Rolling Out

Demi’s Restaurant and Bar blends great food, live music, cool vibes in Detroit

Demi's Restaurant and Bar blends great food, live music, cool vibes in Detroit
Lamb chops with macaroni and cheese and greens (Photo credit: Jourdan Bender for Steed Media)

Demi’s Restaurant and Bar is like your favorite song on a Friday, or the last slice of grandma’s pie: it’s what you didn’t know you needed until you got it. With great food, live music and good people, Demi’s offers a unique transformative experience that greets you at the door.

When you couple owner Donald McCoy’s vision for a restaurant and bar, with executive chef Darnell Foster’s talent and expertise, you get a winning combination for Detroit.

Rolling out recently caught up with McCoy and Foster to talk everything Demi’s.

What distinguishes your restaurant from others?

Donald McCoy: It was important to have live music daily. It enhances our dining experience and distinguishes Demi’s from other restaurants and bars in Detroit. Food and music bring people together and create a space for connections. We have our own niche, and we have a nice location that’s easily accessible.

What type of entertainment does Demi’s offer?

DM: We do jazz and R&B karaoke, which is more like “American Idol” here. On Tuesdays, we have our keyboardist, Yata Fari. On Wednesdays and Thursdays, we have our R&B and neo-soul after work wind downs with DJ Don Cruse and DJ Lisa Sol. Fridays and Saturdays, we feature live music with Stanley Johnson and Roger Tucker and the ¾ Step Band. Also, every first Saturday we do comedy shows.
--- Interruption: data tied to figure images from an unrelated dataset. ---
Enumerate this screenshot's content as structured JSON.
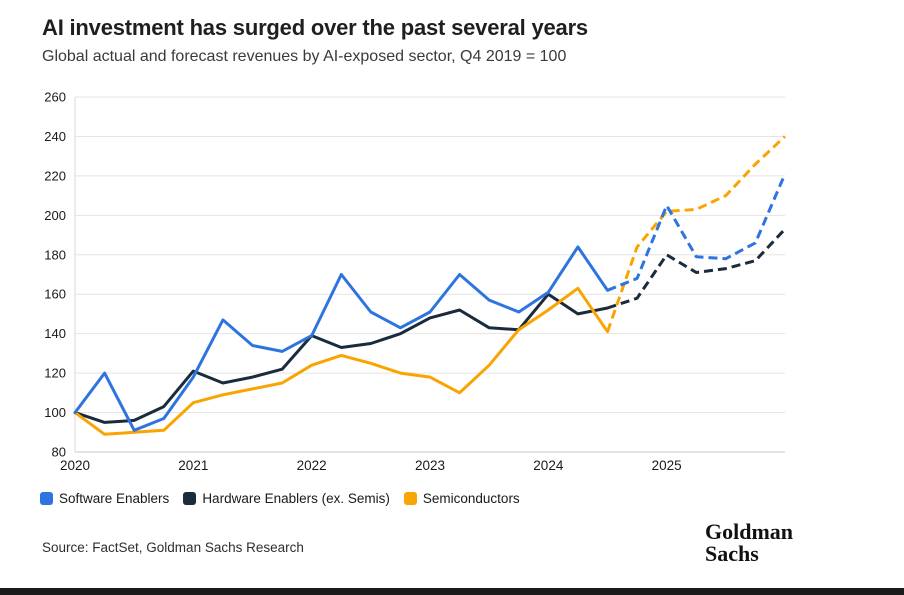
{
  "header": {
    "title": "AI investment has surged over the past several years",
    "subtitle": "Global actual and forecast revenues by AI-exposed sector, Q4 2019 = 100"
  },
  "chart_data": {
    "type": "line",
    "title": "AI investment has surged over the past several years",
    "subtitle": "Global actual and forecast revenues by AI-exposed sector, Q4 2019 = 100",
    "x_labels": [
      "2020 Q1",
      "2020 Q2",
      "2020 Q3",
      "2020 Q4",
      "2021 Q1",
      "2021 Q2",
      "2021 Q3",
      "2021 Q4",
      "2022 Q1",
      "2022 Q2",
      "2022 Q3",
      "2022 Q4",
      "2023 Q1",
      "2023 Q2",
      "2023 Q3",
      "2023 Q4",
      "2024 Q1",
      "2024 Q2",
      "2024 Q3",
      "2024 Q4",
      "2025 Q1",
      "2025 Q2",
      "2025 Q3",
      "2025 Q4",
      "2026 Q1"
    ],
    "x_axis_tick_labels": [
      "2020",
      "2021",
      "2022",
      "2023",
      "2024",
      "2025"
    ],
    "ylim": [
      80,
      260
    ],
    "ytick_step": 20,
    "yticks": [
      80,
      100,
      120,
      140,
      160,
      180,
      200,
      220,
      240,
      260
    ],
    "grid": "horizontal",
    "legend_position": "bottom-left",
    "forecast_start_index": 18,
    "forecast_style": "dashed segments after 2024 Q3 are forecasts",
    "series": [
      {
        "name": "Software Enablers",
        "color": "#2E74E0",
        "values": [
          100,
          120,
          91,
          97,
          118,
          147,
          134,
          131,
          139,
          170,
          151,
          143,
          151,
          170,
          157,
          151,
          161,
          184,
          162,
          168,
          205,
          179,
          178,
          186,
          221
        ]
      },
      {
        "name": "Hardware Enablers (ex. Semis)",
        "color": "#1A2B3C",
        "values": [
          100,
          95,
          96,
          103,
          121,
          115,
          118,
          122,
          139,
          133,
          135,
          140,
          148,
          152,
          143,
          142,
          160,
          150,
          153,
          158,
          180,
          171,
          173,
          177,
          193
        ]
      },
      {
        "name": "Semiconductors",
        "color": "#F9A400",
        "values": [
          100,
          89,
          90,
          91,
          105,
          109,
          112,
          115,
          124,
          129,
          125,
          120,
          118,
          110,
          124,
          142,
          152,
          163,
          141,
          184,
          202,
          203,
          210,
          226,
          240
        ]
      }
    ],
    "axis_colors": {
      "gridline": "#e4e4e4",
      "baseline": "#c9c9c9",
      "tick_label": "#1a1a1a"
    }
  },
  "footer": {
    "source": "Source: FactSet, Goldman Sachs Research",
    "logo_line1": "Goldman",
    "logo_line2": "Sachs"
  }
}
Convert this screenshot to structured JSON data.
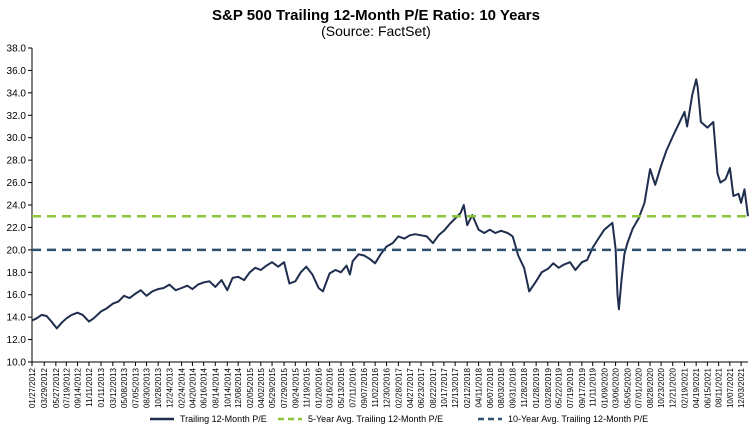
{
  "chart_data": {
    "type": "line",
    "title": "S&P 500 Trailing 12-Month P/E Ratio: 10 Years",
    "subtitle": "(Source: FactSet)",
    "xlabel": "",
    "ylabel": "",
    "ylim": [
      10.0,
      38.0
    ],
    "yticks": [
      "38.0",
      "36.0",
      "34.0",
      "32.0",
      "30.0",
      "28.0",
      "26.0",
      "24.0",
      "22.0",
      "20.0",
      "18.0",
      "16.0",
      "14.0",
      "12.0",
      "10.0"
    ],
    "xlim": [
      "2012-01-27",
      "2022-01-07"
    ],
    "xticks": [
      "01/27/2012",
      "03/29/2012",
      "05/27/2012",
      "07/19/2012",
      "09/14/2012",
      "11/11/2012",
      "01/11/2013",
      "03/12/2013",
      "05/08/2013",
      "07/05/2013",
      "08/30/2013",
      "10/28/2013",
      "12/24/2013",
      "02/24/2014",
      "04/20/2014",
      "06/16/2014",
      "08/14/2014",
      "10/14/2014",
      "12/08/2014",
      "02/05/2015",
      "04/02/2015",
      "05/29/2015",
      "07/29/2015",
      "09/24/2015",
      "11/19/2015",
      "01/20/2016",
      "03/16/2016",
      "05/13/2016",
      "07/11/2016",
      "09/07/2016",
      "11/02/2016",
      "12/30/2016",
      "02/28/2017",
      "04/27/2017",
      "06/23/2017",
      "08/22/2017",
      "10/17/2017",
      "12/13/2017",
      "02/12/2018",
      "04/11/2018",
      "06/07/2018",
      "08/03/2018",
      "09/31/2018",
      "11/28/2018",
      "01/28/2019",
      "03/28/2019",
      "05/22/2019",
      "07/19/2019",
      "09/17/2019",
      "11/11/2019",
      "01/09/2020",
      "03/06/2020",
      "05/05/2020",
      "07/01/2020",
      "08/28/2020",
      "10/23/2020",
      "12/21/2020",
      "02/19/2021",
      "04/19/2021",
      "06/15/2021",
      "08/11/2021",
      "10/07/2021",
      "12/03/2021"
    ],
    "grid": false,
    "legend_position": "bottom",
    "series": [
      {
        "name": "Trailing 12-Month P/E",
        "color": "#1f2d4e",
        "style": "solid",
        "points": [
          [
            "2012-01-27",
            13.7
          ],
          [
            "2012-02-20",
            13.9
          ],
          [
            "2012-03-15",
            14.2
          ],
          [
            "2012-04-10",
            14.1
          ],
          [
            "2012-05-05",
            13.6
          ],
          [
            "2012-06-01",
            13.0
          ],
          [
            "2012-06-25",
            13.5
          ],
          [
            "2012-07-20",
            13.9
          ],
          [
            "2012-08-15",
            14.2
          ],
          [
            "2012-09-14",
            14.4
          ],
          [
            "2012-10-10",
            14.2
          ],
          [
            "2012-11-11",
            13.6
          ],
          [
            "2012-12-05",
            13.9
          ],
          [
            "2013-01-11",
            14.5
          ],
          [
            "2013-02-10",
            14.8
          ],
          [
            "2013-03-12",
            15.2
          ],
          [
            "2013-04-10",
            15.4
          ],
          [
            "2013-05-08",
            15.9
          ],
          [
            "2013-06-05",
            15.7
          ],
          [
            "2013-07-05",
            16.1
          ],
          [
            "2013-08-01",
            16.4
          ],
          [
            "2013-08-30",
            15.9
          ],
          [
            "2013-09-28",
            16.3
          ],
          [
            "2013-10-28",
            16.5
          ],
          [
            "2013-11-25",
            16.6
          ],
          [
            "2013-12-24",
            16.9
          ],
          [
            "2014-01-25",
            16.4
          ],
          [
            "2014-02-24",
            16.6
          ],
          [
            "2014-03-25",
            16.8
          ],
          [
            "2014-04-20",
            16.5
          ],
          [
            "2014-05-18",
            16.9
          ],
          [
            "2014-06-16",
            17.1
          ],
          [
            "2014-07-15",
            17.2
          ],
          [
            "2014-08-14",
            16.7
          ],
          [
            "2014-09-15",
            17.3
          ],
          [
            "2014-10-14",
            16.4
          ],
          [
            "2014-11-10",
            17.5
          ],
          [
            "2014-12-08",
            17.6
          ],
          [
            "2015-01-07",
            17.3
          ],
          [
            "2015-02-05",
            18.0
          ],
          [
            "2015-03-05",
            18.4
          ],
          [
            "2015-04-02",
            18.2
          ],
          [
            "2015-05-01",
            18.6
          ],
          [
            "2015-05-29",
            18.9
          ],
          [
            "2015-06-29",
            18.5
          ],
          [
            "2015-07-29",
            18.9
          ],
          [
            "2015-08-25",
            17.0
          ],
          [
            "2015-09-24",
            17.2
          ],
          [
            "2015-10-22",
            18.0
          ],
          [
            "2015-11-19",
            18.5
          ],
          [
            "2015-12-20",
            17.8
          ],
          [
            "2016-01-20",
            16.6
          ],
          [
            "2016-02-11",
            16.3
          ],
          [
            "2016-03-16",
            17.9
          ],
          [
            "2016-04-15",
            18.2
          ],
          [
            "2016-05-13",
            18.0
          ],
          [
            "2016-06-10",
            18.6
          ],
          [
            "2016-06-27",
            17.8
          ],
          [
            "2016-07-11",
            19.0
          ],
          [
            "2016-08-10",
            19.6
          ],
          [
            "2016-09-07",
            19.5
          ],
          [
            "2016-10-05",
            19.2
          ],
          [
            "2016-11-02",
            18.8
          ],
          [
            "2016-11-30",
            19.6
          ],
          [
            "2016-12-30",
            20.3
          ],
          [
            "2017-01-30",
            20.6
          ],
          [
            "2017-02-28",
            21.2
          ],
          [
            "2017-03-30",
            21.0
          ],
          [
            "2017-04-27",
            21.3
          ],
          [
            "2017-05-25",
            21.4
          ],
          [
            "2017-06-23",
            21.3
          ],
          [
            "2017-07-22",
            21.2
          ],
          [
            "2017-08-22",
            20.6
          ],
          [
            "2017-09-20",
            21.3
          ],
          [
            "2017-10-17",
            21.7
          ],
          [
            "2017-11-15",
            22.3
          ],
          [
            "2017-12-13",
            22.8
          ],
          [
            "2018-01-10",
            23.3
          ],
          [
            "2018-01-26",
            24.0
          ],
          [
            "2018-02-12",
            22.2
          ],
          [
            "2018-03-10",
            23.1
          ],
          [
            "2018-04-11",
            21.8
          ],
          [
            "2018-05-10",
            21.5
          ],
          [
            "2018-06-07",
            21.8
          ],
          [
            "2018-07-05",
            21.5
          ],
          [
            "2018-08-03",
            21.7
          ],
          [
            "2018-09-05",
            21.5
          ],
          [
            "2018-09-31",
            21.2
          ],
          [
            "2018-10-29",
            19.5
          ],
          [
            "2018-11-28",
            18.4
          ],
          [
            "2018-12-24",
            16.3
          ],
          [
            "2019-01-28",
            17.2
          ],
          [
            "2019-02-25",
            18.0
          ],
          [
            "2019-03-28",
            18.3
          ],
          [
            "2019-04-25",
            18.8
          ],
          [
            "2019-05-22",
            18.4
          ],
          [
            "2019-06-20",
            18.7
          ],
          [
            "2019-07-19",
            18.9
          ],
          [
            "2019-08-15",
            18.2
          ],
          [
            "2019-09-17",
            18.9
          ],
          [
            "2019-10-14",
            19.1
          ],
          [
            "2019-11-11",
            20.2
          ],
          [
            "2019-12-10",
            21.0
          ],
          [
            "2020-01-09",
            21.8
          ],
          [
            "2020-02-19",
            22.4
          ],
          [
            "2020-03-06",
            20.1
          ],
          [
            "2020-03-16",
            16.0
          ],
          [
            "2020-03-23",
            14.7
          ],
          [
            "2020-04-06",
            17.5
          ],
          [
            "2020-04-20",
            19.6
          ],
          [
            "2020-05-05",
            20.6
          ],
          [
            "2020-06-01",
            21.9
          ],
          [
            "2020-07-01",
            22.8
          ],
          [
            "2020-07-31",
            24.2
          ],
          [
            "2020-08-28",
            27.2
          ],
          [
            "2020-09-23",
            25.8
          ],
          [
            "2020-10-23",
            27.5
          ],
          [
            "2020-11-20",
            28.9
          ],
          [
            "2020-12-21",
            30.1
          ],
          [
            "2021-01-20",
            31.2
          ],
          [
            "2021-02-19",
            32.3
          ],
          [
            "2021-03-04",
            31.0
          ],
          [
            "2021-03-30",
            33.8
          ],
          [
            "2021-04-19",
            35.2
          ],
          [
            "2021-04-27",
            34.5
          ],
          [
            "2021-05-13",
            31.4
          ],
          [
            "2021-06-15",
            30.9
          ],
          [
            "2021-07-15",
            31.4
          ],
          [
            "2021-08-05",
            26.8
          ],
          [
            "2021-08-20",
            26.0
          ],
          [
            "2021-09-15",
            26.3
          ],
          [
            "2021-10-07",
            27.3
          ],
          [
            "2021-10-25",
            24.8
          ],
          [
            "2021-11-20",
            25.0
          ],
          [
            "2021-12-03",
            24.2
          ],
          [
            "2021-12-20",
            25.4
          ],
          [
            "2022-01-07",
            23.0
          ]
        ]
      },
      {
        "name": "5-Year Avg. Trailing 12-Month P/E",
        "color": "#8cc63f",
        "style": "dashed",
        "value": 23.0
      },
      {
        "name": "10-Year Avg. Trailing 12-Month P/E",
        "color": "#2f4f6e",
        "style": "dashed",
        "value": 20.0
      }
    ]
  }
}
Why is the menu so extensive?

Darnell Foster: We wanted to reach everyone through our food, not one specific group of people. Anyone can come and get anything they want, on or off the menu. Our lamb chops with our cabernet demi sauce is a must-have, but we’ve got everything from lobster burgers and fried catfish, to healthier options, like salads and wraps. We’re not a mom and pop shop, but we’re not high end either.
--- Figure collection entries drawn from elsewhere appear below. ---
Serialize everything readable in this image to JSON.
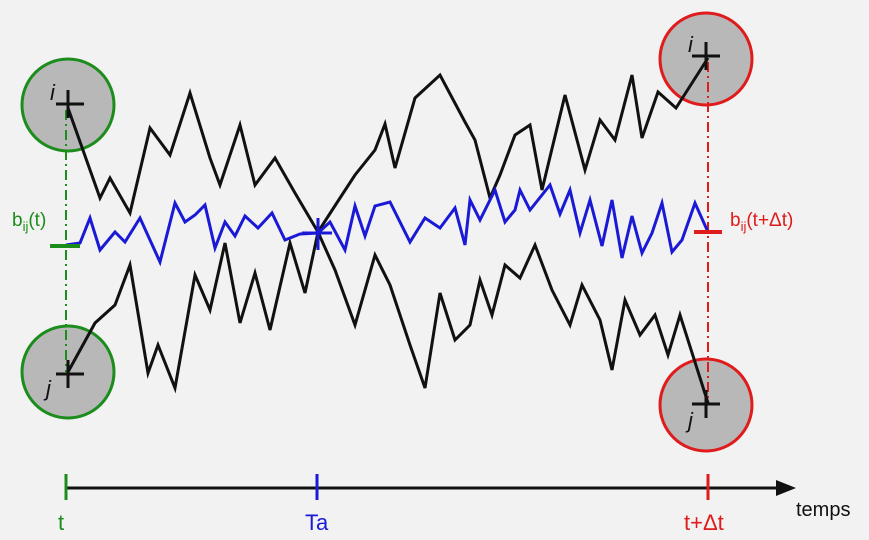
{
  "diagram": {
    "particle_i": "i",
    "particle_j": "j",
    "b_start": {
      "b": "b",
      "sub": "ij",
      "rest": "(t)"
    },
    "b_end": {
      "b": "b",
      "sub": "ij",
      "rest": "(t+Δt)"
    },
    "axis_label": "temps",
    "tick_t": "t",
    "tick_ta": "Ta",
    "tick_tdt": "t+Δt"
  },
  "colors": {
    "background": "#f2f2f2",
    "green": "#1c8c1c",
    "red": "#e01b1b",
    "blue": "#1a1ad6",
    "path": "#111111",
    "circle_fill": "#b8b8b8"
  }
}
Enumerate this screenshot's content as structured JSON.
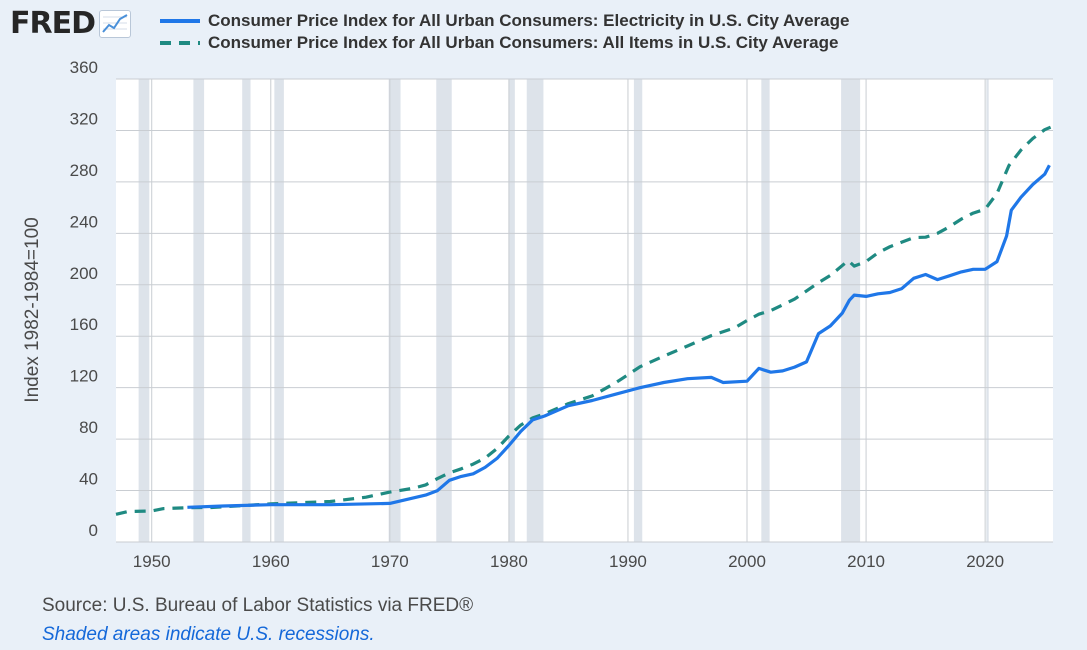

How long has food been a passion of yours?

DF: I started cooking with my mother and grandmother. We used to have a little café on the west side of Detroit. My brothers and I started cooking at the age of nine. We were so small we had to stand on crates in the kitchen. My uncle said, “I’m going to teach you something, and with it, you’ll never be broke.” My grandfather told me, “If you find something that you love to do, you’ll never be broke; but if you’re just chasing money, you’ll never have any.”
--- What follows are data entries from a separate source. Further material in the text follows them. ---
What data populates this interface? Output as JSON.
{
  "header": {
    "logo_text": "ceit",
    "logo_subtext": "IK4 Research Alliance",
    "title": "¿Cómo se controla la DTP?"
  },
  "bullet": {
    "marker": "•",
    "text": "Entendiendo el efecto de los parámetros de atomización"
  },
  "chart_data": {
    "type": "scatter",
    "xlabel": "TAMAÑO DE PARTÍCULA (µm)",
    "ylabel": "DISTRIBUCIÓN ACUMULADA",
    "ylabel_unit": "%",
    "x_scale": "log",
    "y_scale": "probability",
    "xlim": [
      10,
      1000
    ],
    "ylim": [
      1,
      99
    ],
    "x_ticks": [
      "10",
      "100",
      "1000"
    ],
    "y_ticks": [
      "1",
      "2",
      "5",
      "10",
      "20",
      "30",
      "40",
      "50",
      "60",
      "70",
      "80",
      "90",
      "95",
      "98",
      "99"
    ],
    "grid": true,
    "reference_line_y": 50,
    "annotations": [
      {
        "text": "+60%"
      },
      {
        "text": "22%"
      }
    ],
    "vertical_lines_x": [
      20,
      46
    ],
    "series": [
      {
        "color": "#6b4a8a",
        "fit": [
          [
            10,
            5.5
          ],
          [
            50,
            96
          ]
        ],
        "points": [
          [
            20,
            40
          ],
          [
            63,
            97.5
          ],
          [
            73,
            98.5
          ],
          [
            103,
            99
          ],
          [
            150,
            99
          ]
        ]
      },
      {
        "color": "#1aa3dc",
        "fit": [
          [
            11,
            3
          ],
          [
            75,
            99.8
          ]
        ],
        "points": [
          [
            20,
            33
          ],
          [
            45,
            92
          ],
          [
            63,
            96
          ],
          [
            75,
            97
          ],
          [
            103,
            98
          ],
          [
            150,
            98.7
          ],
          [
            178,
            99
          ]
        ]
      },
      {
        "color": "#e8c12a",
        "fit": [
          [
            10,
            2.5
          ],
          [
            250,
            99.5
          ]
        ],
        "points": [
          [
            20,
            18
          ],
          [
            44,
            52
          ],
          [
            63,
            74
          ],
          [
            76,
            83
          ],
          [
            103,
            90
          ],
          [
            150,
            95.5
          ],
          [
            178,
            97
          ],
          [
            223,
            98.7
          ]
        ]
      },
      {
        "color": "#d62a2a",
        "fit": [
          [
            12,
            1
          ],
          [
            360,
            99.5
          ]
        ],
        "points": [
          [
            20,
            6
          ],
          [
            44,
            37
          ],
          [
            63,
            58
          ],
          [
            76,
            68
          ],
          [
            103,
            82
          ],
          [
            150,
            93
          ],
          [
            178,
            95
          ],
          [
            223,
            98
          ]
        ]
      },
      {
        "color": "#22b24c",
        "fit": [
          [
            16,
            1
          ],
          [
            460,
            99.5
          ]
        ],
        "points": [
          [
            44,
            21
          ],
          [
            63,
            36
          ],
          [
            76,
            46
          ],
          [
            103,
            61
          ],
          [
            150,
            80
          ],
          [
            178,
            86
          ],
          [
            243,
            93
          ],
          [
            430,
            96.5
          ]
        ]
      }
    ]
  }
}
How important is it to be in the community?

DM: I was born in Detroit, and everything that I invested in was in the city. I also provide supportive jobs to people who experience barriers to employment because of homelessness or previous incarceration. I wouldn’t be who I am today if someone hadn’t given me a chance. I give back to Detroit and I’m passionate about it.

Demi’s restaurant and bar is at 24201 W Seven Mile Rd., in Northwest Detroit.